The apparent insignificance of H. nelsoni south of Virginia—and its absence from the Gulf—may relate partly to temperature, in that warm southern water may favor the oyster’s defenses over the parasite. The distribution of MSX disease may also be influenced by the distribution and abundance of H. nelsoni’s unknown intermediate host(s).

The management of MSX in disease-enzootic waters begins with the use of disease-resistant oyster stocks, which have been in development since the 1960s. These oysters either resist infection entirely or are able to restrict parasites to gill and palp epithelia.

Few resistant oysters are killed by MSX. Even wild oysters from the Mid-Atlantic have developed some MSX resistance; very little MSX disease is observed in adult oysters in the Mid-Atlantic, while naïve oysters transplanted from low salinity waters are greatly affected. Aquaculturists in the Gulf of Mexico should avoid introducing H. nelsoni from Atlantic waters.

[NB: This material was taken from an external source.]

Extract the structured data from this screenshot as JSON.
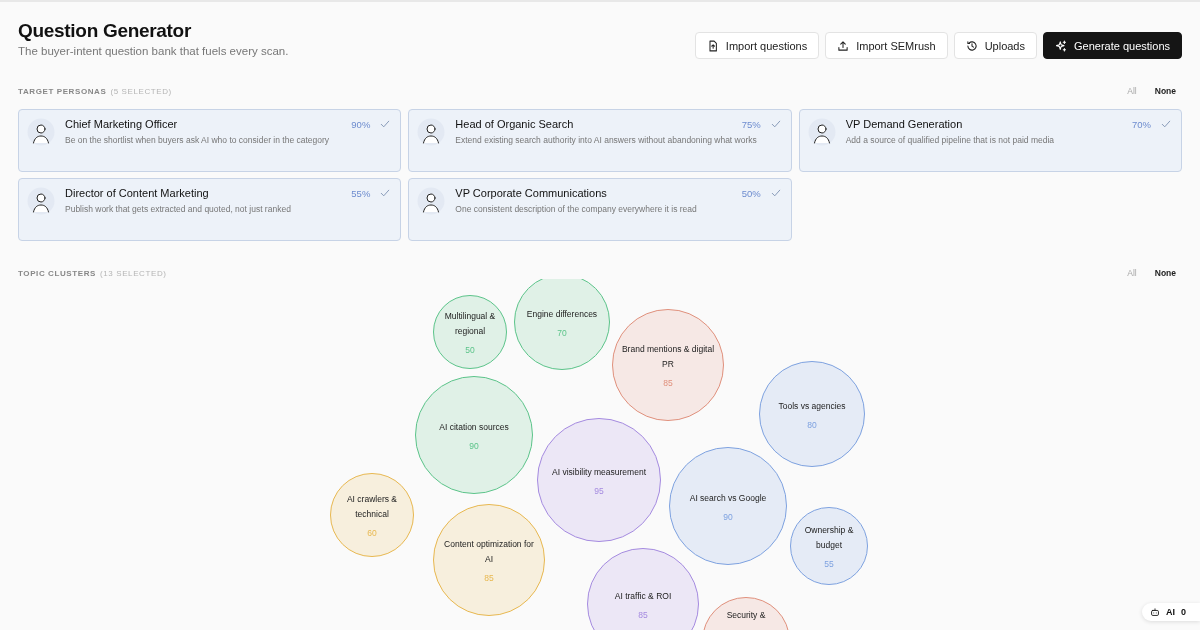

SSO disease in eastern oysters:

SSO disease in C. virginica is caused by the protistan parasite Haplosporidium costale, a relative of the MSX disease agent H. nelsoni that generally occurs in higher salinity (? 20 ppt) coastal waters. SSO refers to Sea Side Organism, as this protist was first known.

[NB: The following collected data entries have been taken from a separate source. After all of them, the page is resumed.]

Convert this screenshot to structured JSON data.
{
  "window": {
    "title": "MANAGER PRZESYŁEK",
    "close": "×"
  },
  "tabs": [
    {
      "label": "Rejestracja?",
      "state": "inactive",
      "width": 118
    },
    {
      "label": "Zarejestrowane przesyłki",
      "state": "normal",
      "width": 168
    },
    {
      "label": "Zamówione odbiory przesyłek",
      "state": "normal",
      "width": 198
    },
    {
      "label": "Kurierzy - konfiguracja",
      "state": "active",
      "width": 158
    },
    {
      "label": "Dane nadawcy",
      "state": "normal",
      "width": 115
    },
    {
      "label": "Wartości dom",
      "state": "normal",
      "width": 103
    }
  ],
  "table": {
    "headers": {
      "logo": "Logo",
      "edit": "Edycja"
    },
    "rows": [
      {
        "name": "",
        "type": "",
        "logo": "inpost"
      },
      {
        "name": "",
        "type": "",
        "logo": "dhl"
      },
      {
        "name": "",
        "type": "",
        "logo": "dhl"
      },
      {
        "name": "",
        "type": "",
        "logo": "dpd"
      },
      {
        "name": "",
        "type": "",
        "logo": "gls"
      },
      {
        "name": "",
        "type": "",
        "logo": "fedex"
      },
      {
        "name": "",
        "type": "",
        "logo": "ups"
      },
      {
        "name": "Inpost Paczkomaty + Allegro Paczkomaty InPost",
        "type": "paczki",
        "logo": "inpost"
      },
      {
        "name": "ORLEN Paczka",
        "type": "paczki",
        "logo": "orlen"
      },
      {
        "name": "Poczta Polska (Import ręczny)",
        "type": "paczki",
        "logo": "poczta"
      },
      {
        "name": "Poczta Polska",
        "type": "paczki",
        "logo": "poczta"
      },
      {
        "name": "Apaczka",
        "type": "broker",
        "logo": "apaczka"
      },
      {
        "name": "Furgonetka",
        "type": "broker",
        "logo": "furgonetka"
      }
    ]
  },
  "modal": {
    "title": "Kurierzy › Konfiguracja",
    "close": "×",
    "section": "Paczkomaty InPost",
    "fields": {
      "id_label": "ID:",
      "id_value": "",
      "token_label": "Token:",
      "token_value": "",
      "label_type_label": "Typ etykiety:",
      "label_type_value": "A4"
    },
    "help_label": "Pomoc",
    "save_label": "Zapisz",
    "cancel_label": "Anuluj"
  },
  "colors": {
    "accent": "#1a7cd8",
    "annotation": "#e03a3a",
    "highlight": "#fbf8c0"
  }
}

It was discovered in Virginia’s coastal sounds during the initial investigations on MSX, and is now known to range north from Virginia to the Atlantic provinces of Canada.

SSO Disease

In Virginia waters, H. costale parasitism and the associated SSO disease and mortality display a distinct seasonality, peaking sharply in April-June of each year. New infections at this time coincide with the deaths of previously infected oysters, though transmission is still thought to occur through some intermediate host(s).

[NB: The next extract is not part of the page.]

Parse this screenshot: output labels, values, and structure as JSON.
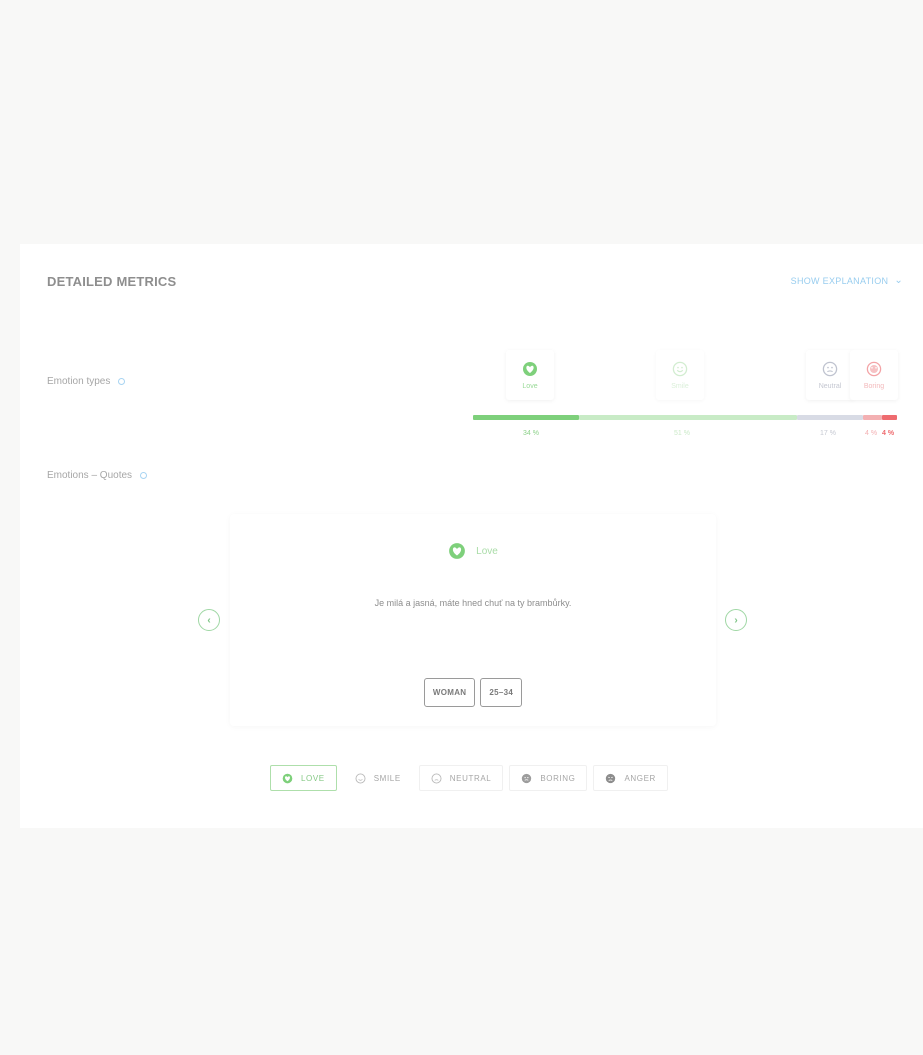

Infection probably occurs through digestive tubules, with multinucleate parasite plasmodia (like those of H. nelsoni, but smaller, to 10 µm) then proliferating in connective tissues. Spores form in the connective tissues (Fig. 3).

While SSO disease has been reported to cause more than 50 percent mortality, it is unlikely that it does so today, at least in Virginia waters. While a maximum of 56 percent of adult oysters were infected by H. costale at one Virginia site in April 2008, the percentage of advanced infections was just 4 percent and the parasite could barely be detected (4 percent prevalence) 1 month later.

Compared with P. marinus, H. costale is a minor pathogen in the region today. Where it does occur, planting fast growing oyster seed after the peak infection period (April- June) should ensure minimal problems the subsequent spring, and allow oysters to grow to market size before serious problems develop the following year.